To be frank with the dear reader, I did not know what to make of the alleged request by the Yagbonwura, or the Paramount King of the Gonja people, to Vice-President Mahamudu Bawumia to help raise funding for the construction of a modern palatial mansion that sparked a firestorm of fury among some Gonja leaders (See “Gonjas Fume Over Yagbonwura’s Request to Dr. Bawumia for a Modern Palace” / 5/20/17). But it is quite obvious that the critics of Yagbonwura Tuntumba Borisa, I, were or had been motivated by ethnic and ideological sentiments and concerns.

In all likelihood, the fact that former President John Dramani Mahama is himself a Gonja native of some remarkable royal standing in the Gonja sub-nation is something that does not make such request sit well with the critics who, by the way, appear to be largely the relatives and clansmen of the former President. But what is clear is that the Yagbonwura appealed to Vice-President Bawumia because his initial request to then-President Mahama may very well have been rebuffed; and perhaps rightly so, because it is not the legal and/or constitutional obligation of either Presidents or Vice-Presidents to facilitate the modernization of the palatial mansions of our traditional rulers, even the most prominent and/or important among these rulers.

The Mahamas, as most of our readers may already know, are not exactly cozy with the Bawumias or their Mamprusi/Mamprugu neighbors. Indeed, in the lead-up to the 2016 general election, we had an uncle of former President Mahama virulently accuse the late Alhaji Mumuni Bawumia, father of Ghana’s current Vice-President, of having politically undermined the fortunes of the Gonja people and that of Mr. Emmanuel Mahama, father of former President John Mahama, the first postcolonial Northern Regional Minister. Somebody from the same Mahama Clan would later attempt to mend matters by calling the members of the Mamprusi/Mamprugu community and their Gonja counterparts brothers and kinsfolk.

Whatever the reality on the ground may be, the request by Yagbonwura Tuntumba Borisa, I, for Vice-President Bawumia to assist with the construction of a modern palace for the Paramount King of the Gonja people is not as offensive as the news headlines made it seem. The Yagbonwura merely requested that some of the budgetary allocations to the various Gonja traditional councils be earmarked for the purpose. It was not as if the Yagbonwura had asked the former Deputy-Governor of the Bank of Ghana to divert some funds from the national budget for the purpose. It also well appears to me that there ought to already exist some institutional and/or constitutional arrangements by which the various chieftaincy paramountcies receive some form of regular remittances from the central government.

At any rate, the photograph of the Gonja King’s palace that accompanied the news story captioned “Gonjas Fume Over Yagbonwura’s Request to Dr. Bawumia for a Modern Palace” looked quite impressive and historically appealing to me. I guess what I am trying to suggest here is that even if a new “modern” palace, whatever the latter means, get constructed, the historical genius of the Gonja architects and artists that is proudly and pleasantly reflected by the old or present palace must be preserved. Which simply means that the new palace must be built elsewhere. Eventually, the old palace could be converted into a nationally designated museum or landmark of some sort to attract tourist revenue.

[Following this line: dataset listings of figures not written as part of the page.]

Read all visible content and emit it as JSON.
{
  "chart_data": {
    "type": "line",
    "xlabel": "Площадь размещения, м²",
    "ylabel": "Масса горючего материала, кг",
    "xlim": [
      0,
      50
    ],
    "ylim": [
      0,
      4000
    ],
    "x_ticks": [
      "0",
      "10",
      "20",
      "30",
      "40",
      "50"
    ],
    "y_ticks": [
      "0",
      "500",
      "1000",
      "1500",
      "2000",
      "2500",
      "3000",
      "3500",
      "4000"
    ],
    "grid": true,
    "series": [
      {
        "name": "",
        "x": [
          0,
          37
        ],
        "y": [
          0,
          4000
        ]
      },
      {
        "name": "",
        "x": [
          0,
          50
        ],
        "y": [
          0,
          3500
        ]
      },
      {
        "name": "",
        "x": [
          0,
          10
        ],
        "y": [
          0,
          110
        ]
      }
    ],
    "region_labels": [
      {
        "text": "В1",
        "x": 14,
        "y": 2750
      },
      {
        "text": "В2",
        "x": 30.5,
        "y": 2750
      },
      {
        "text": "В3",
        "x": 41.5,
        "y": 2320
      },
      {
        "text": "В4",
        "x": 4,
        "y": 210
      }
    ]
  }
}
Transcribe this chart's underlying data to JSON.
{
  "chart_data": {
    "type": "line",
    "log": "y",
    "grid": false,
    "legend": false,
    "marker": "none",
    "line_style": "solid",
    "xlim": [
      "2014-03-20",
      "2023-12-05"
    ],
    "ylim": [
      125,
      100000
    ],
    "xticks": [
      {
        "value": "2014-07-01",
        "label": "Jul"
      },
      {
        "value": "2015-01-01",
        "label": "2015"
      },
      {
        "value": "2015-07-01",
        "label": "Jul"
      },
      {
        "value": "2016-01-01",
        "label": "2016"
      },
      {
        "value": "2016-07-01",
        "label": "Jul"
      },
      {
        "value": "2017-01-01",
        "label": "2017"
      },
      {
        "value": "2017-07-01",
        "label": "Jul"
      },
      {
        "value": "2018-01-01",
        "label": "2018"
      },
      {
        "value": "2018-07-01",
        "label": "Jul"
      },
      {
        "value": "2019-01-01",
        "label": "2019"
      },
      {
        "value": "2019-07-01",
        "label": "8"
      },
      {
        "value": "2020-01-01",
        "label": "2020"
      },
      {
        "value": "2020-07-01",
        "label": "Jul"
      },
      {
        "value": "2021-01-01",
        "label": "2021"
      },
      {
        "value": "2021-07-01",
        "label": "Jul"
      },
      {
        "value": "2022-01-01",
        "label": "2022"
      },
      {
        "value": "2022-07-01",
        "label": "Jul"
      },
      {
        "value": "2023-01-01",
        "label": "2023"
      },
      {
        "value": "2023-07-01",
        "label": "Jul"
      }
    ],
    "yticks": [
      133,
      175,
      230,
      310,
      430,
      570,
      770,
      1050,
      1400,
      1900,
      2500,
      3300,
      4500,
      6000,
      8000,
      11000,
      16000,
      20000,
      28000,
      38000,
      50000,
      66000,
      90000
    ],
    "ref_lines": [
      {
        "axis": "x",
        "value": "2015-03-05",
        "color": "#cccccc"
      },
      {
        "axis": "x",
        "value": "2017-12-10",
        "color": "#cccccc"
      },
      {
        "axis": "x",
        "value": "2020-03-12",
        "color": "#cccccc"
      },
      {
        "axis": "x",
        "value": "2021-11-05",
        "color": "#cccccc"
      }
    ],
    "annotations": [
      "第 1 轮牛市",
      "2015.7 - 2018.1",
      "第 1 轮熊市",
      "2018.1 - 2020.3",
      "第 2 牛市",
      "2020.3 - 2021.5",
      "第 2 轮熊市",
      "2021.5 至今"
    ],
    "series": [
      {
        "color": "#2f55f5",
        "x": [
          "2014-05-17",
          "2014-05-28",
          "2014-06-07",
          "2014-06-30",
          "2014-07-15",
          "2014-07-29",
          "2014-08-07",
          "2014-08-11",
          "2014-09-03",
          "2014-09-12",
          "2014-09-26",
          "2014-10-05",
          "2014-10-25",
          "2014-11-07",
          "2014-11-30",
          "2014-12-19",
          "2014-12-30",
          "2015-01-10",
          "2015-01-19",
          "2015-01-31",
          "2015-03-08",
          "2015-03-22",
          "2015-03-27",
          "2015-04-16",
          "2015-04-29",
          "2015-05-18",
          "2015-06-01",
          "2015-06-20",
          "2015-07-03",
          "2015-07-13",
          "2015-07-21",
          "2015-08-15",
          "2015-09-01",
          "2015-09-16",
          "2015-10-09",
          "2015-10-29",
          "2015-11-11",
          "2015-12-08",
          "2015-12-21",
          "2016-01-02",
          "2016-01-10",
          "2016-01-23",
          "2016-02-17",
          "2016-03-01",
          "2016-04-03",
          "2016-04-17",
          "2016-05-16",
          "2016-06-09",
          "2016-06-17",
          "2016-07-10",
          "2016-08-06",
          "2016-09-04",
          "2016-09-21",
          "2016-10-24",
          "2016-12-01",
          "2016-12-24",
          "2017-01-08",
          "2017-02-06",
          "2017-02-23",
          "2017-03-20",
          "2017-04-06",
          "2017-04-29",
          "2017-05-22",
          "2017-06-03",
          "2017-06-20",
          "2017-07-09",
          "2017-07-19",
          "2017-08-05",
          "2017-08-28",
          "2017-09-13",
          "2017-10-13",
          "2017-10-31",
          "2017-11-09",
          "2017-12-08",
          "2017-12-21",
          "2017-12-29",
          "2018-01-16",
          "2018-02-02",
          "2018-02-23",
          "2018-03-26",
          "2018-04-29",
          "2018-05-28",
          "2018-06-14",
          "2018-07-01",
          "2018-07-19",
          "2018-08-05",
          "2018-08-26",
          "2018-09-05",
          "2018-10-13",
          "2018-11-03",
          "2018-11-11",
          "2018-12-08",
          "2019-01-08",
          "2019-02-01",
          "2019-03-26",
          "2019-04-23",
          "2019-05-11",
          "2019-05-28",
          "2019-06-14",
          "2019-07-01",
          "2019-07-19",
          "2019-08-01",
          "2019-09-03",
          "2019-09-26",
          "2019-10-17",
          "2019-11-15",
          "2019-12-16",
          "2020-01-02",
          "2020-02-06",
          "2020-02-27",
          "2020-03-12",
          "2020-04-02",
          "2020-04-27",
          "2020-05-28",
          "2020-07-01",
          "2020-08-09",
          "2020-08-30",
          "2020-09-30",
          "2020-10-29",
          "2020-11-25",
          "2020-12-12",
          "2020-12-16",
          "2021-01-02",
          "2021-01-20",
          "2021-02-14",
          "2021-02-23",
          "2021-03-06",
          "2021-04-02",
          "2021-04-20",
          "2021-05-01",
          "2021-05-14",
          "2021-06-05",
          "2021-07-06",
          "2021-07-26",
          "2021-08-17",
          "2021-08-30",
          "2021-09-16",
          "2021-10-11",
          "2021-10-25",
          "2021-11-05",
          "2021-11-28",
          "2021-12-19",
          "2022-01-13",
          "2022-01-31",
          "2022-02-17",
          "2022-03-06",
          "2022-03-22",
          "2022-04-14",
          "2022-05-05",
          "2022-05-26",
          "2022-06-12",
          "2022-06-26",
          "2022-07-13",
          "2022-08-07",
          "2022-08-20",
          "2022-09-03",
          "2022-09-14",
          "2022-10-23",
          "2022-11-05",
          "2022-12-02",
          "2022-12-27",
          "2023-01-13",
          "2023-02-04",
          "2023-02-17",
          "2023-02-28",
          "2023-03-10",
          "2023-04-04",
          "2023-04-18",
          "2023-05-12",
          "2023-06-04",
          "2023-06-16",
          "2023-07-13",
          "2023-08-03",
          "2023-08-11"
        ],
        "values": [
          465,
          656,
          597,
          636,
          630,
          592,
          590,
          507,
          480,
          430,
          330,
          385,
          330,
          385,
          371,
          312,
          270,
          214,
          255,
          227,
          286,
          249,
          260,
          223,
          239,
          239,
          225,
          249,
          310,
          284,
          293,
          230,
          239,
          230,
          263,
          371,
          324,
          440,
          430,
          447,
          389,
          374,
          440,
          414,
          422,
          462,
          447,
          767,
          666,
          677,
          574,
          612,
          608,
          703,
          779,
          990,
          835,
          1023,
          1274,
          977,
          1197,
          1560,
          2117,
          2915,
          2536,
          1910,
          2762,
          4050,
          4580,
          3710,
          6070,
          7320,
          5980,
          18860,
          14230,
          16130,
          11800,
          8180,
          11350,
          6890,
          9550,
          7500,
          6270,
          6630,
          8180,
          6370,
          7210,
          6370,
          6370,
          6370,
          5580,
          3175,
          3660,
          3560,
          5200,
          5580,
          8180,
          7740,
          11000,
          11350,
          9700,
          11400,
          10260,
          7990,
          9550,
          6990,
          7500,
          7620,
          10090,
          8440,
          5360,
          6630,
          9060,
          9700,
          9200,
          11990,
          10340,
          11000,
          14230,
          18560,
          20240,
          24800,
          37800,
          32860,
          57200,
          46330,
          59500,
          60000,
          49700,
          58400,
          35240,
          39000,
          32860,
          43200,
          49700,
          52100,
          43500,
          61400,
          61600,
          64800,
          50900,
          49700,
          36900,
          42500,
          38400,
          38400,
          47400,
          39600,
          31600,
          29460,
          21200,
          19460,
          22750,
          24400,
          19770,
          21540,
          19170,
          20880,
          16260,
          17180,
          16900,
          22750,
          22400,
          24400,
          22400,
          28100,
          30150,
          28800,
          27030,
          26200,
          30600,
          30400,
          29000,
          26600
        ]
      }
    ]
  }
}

I also don’t know the response that the Yagbonwura received from Vice-President Bawumia, both publicly and privately, but it does appear to me that while some prominent members of the Gonja State genuinely felt embarrassed by the request, nevertheless, it is he who wears the shoes who knows exactly where it pinches. A voluntary call to all Gonja-born Ghanaians resident at home and abroad, as suggested by some of the critics of the Yagbonwura, could be organized to supplement the effort. I am also inclined to suspect that the National House of Chiefs and its various regional and local branches all have some budgetary allocations that could be tapped into. Then also, the Yagbonwura could reach out to foreign donors who care about the preservation of our indigenous cultures for the purpose.